Здесь вы проникновенно, с сочувствием, живописуете борьбу наших женщин с их главным ежедневным врагом, фиксируя каждую победу («видишь очередь — займи, не прогадаешь», «такую очередь отстояла — весь отдел в румынских кроссовках сидит», «в обед занять очередь в четырех местах и всё успеть»).
Здесь же вы обличаете неповоротливые СМИ («из газет разве узнаешь, где что дают?») и критикуете торговлю за перебои с товарами первой необходимости («То хлеба нет, то масла нет, то сахара нет, то мяса нет»). Перечисляете вы и прочий дефицит: «сервизы, туалетная бумага, шоферский инструмент, покрышки жигулевские, крестовины, фары к ноль пятым, сантехника, смеситель югославский — такое богатство».
Все это ностальгическое ретро — не особый прием, а закономерное следствие того, что большинство текстов, включенных в книгу, сочинены лет двадцать и более назад. И если в советские времена едва ли не половину из этих миниатюр невозможно было услышать с телеэкранов или прочесть в книге, то сейчас те же самые тексты у многих вызовут вежливое недоумение. Слишком это похоже на путеводитель по затонувшему граду Китежу или Атлантиде: к каждой второй фразе уже необходим исторический комментарий. Сегодняшнему читателю, особенно молодому, надо объяснять, отчего туалетная бумага пребывает на Полюсе недоступности и чем так замечательны румынские кроссовки и югославская сантехника. И что за страна такая, кстати, — Югославия? И что такое «Клуб кинопутешествий»? И почему езда на «Волге» — символ невероятной крутизны?
Строго говоря, ваши «Женщины», Михал Михалыч, — это вообще не книга. Это, извините за прямоту, цитатник. Такие выходили и при советской власти, только авторы были немножко другие и темы другие: «Маркс и Энгельс о литературе», «Ленин о музыке», «Хрущев о живописи», «Микоян о вкусной и здоровой пище» и пр.
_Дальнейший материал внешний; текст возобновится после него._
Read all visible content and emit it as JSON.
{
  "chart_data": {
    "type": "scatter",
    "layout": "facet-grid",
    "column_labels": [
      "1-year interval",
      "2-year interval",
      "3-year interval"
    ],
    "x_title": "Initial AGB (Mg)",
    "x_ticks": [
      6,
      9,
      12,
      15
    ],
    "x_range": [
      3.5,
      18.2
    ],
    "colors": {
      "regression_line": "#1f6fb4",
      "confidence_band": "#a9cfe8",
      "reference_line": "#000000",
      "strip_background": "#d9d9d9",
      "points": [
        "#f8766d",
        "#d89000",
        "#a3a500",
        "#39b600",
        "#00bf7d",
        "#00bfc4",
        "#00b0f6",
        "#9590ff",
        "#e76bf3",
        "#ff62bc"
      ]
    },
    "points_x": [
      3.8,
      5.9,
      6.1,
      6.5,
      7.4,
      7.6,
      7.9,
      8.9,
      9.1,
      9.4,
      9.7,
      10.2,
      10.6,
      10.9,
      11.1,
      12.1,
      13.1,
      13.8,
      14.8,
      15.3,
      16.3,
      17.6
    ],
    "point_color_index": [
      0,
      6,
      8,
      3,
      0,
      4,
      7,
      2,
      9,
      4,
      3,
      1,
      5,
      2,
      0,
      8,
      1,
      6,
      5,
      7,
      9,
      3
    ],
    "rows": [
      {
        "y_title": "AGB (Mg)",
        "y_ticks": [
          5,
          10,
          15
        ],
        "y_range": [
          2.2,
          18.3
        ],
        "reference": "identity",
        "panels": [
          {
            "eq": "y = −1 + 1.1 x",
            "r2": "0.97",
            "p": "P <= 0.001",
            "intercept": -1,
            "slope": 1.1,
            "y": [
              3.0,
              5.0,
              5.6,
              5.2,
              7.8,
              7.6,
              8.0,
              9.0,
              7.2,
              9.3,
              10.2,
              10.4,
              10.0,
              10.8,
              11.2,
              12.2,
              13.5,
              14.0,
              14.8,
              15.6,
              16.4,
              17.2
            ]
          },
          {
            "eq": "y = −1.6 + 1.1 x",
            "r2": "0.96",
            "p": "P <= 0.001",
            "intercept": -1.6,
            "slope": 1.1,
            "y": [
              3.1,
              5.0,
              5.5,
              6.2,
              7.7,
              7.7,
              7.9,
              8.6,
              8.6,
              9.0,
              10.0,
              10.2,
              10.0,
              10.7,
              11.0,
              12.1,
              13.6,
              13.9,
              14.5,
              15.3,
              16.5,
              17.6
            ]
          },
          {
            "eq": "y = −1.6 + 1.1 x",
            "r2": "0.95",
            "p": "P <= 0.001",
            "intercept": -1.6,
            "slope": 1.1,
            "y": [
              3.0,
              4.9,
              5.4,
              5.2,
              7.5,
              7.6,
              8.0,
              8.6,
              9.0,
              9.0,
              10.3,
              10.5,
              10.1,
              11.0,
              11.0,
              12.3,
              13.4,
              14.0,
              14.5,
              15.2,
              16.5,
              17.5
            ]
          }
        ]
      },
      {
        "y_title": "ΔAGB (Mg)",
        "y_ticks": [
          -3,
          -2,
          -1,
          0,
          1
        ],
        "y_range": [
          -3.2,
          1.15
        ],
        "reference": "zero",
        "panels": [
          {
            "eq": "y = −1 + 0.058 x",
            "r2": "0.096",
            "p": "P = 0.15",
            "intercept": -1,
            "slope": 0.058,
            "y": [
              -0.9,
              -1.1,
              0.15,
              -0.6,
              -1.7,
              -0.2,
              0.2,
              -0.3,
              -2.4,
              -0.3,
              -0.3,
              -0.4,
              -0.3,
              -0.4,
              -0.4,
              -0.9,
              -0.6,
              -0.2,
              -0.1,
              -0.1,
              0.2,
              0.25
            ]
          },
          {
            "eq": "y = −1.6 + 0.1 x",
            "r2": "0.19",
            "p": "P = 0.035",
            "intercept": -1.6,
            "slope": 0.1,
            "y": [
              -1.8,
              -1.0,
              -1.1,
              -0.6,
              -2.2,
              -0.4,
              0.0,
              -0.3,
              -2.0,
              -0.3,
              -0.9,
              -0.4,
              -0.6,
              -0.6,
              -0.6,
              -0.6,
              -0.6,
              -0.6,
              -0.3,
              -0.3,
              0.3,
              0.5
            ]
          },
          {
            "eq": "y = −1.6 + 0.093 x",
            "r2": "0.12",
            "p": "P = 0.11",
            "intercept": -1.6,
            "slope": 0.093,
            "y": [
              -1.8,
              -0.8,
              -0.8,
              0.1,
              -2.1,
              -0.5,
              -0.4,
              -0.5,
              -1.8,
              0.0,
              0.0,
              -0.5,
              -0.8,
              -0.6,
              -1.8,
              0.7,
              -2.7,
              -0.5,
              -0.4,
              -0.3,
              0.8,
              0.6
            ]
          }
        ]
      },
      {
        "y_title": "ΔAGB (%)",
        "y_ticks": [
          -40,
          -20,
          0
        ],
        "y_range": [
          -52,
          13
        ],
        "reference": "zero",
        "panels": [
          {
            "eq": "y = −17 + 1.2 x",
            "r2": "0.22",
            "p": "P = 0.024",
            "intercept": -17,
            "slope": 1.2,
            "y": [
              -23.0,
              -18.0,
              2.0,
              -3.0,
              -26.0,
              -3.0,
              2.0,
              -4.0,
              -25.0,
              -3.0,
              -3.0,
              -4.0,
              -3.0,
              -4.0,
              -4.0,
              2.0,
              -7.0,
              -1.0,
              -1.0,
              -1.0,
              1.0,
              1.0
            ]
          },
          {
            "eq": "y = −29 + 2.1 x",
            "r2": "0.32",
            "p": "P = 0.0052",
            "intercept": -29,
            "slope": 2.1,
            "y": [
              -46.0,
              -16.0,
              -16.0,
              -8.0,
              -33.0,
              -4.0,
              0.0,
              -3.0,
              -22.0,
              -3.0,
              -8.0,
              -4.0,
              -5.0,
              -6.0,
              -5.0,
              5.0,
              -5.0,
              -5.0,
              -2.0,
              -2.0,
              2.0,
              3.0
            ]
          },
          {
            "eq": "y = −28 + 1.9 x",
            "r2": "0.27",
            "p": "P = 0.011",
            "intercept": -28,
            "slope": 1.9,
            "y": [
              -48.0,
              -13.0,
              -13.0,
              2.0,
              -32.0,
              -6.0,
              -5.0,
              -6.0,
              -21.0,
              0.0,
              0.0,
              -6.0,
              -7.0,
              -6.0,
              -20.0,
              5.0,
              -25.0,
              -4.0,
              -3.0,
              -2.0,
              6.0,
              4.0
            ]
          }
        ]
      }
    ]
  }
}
Школьникам, студентам и пропагандистам не надо было ползать по Интернету, разыскивая подходящее к случаю высказывание. Тем более что Интернет тогда еще даже не изобрели.
Не спорю, в чисто прикладном смысле «Женщины» — издание, наверное, тоже небесполезное. Нужен кому-нибудь веселый тост? Нет проблем: «Уважать человека — одно, а любить его — совсем третье». Нужно припечатать тещу? И это можно: «Такой тупой и беспамятной коровы я не встречал даже в Великую Отечественную». Ну а если в пылу ссоры с благоверной все аргументы исчерпаны, а перепалка в разгаре, загляни в книгу — и пожалуйста: «Клизма психованная развесная. Патлы торчат, нос облез, изо рта разит болотом. Зубов сейчас не будет».
Смешно? Гм… Но тут вы не очень виноваты, Михал Михалыч. Даже большие профи не могут удачно шутить все 24 часа в сутки, быть одинаково афористичным семь дней в неделю и вдобавок ни разу не повториться. Однако, в отличие от Маркса с Энгельсом, вы могли бы повлиять на состав цитатника. Вы же видите: всё, что имеет отношение к прекрасному полу, прилежно выбрано из вашего обширного письменного и устного творчества и представлено на равных. Не только отшлифованное и классическое, но и совсем незначительное, проходное, на коленке писанное, на вечеринке читанное, легко выброшенное в урну и извлеченное услужливыми фанатами.
Кстати, среди тех, кто помог вам составить этот цитатник, первой строкой в предисловии упомянут рабочий Александр Сысоев из Нижнего Тагила. Ох уж эти добровольные помощники из Нижнего Тагила…
Михал Михалыч, не берите пример ни с кого. А уж если уральский пролетариат так вам дорог, пусть он лучше поможет вам как-нибудь по-другому. Например, подарит вам то, о чем вы давно мечтали.
Я имею в виду танк, на котором вы сможете поехать куда угодно и грозно спросить из-за брони: «Скоко-скоко?»
Хотя, пожалуй, вам этот танк уже не шибко нужен. На базаре вам и так всё дадут бесплатно. А куда-то в другое место ваш танк сегодня не пропустят.
Апгрейд Перельмана
Александр Иличевский. Математик: Роман. М.: АСТ, Астрель
Еще недавно премия «Русский Букер» была для наших писателей чем-то вроде пожизненной индульгенции, которую кардинал Ришелье выдавал Миледи: всякий текст обладателя букеровского диплома априори считался произведенным во имя и на благо Великой Русской Литературы. Потому-то Александр Иличевский, лауреат 2007 года, годом позже не постеснялся выпустить роман «Мистер Нефть, друг» — как бы интеллектуальный, извилистый, с запутанным нарративом, а на самом деле бессюжетный, мучительно невнятный и нечитаемый опус, где прорывов из царства темного бубнежа в пространство смысла было еще меньше, чем изюма в экономной советской булке с изюмом.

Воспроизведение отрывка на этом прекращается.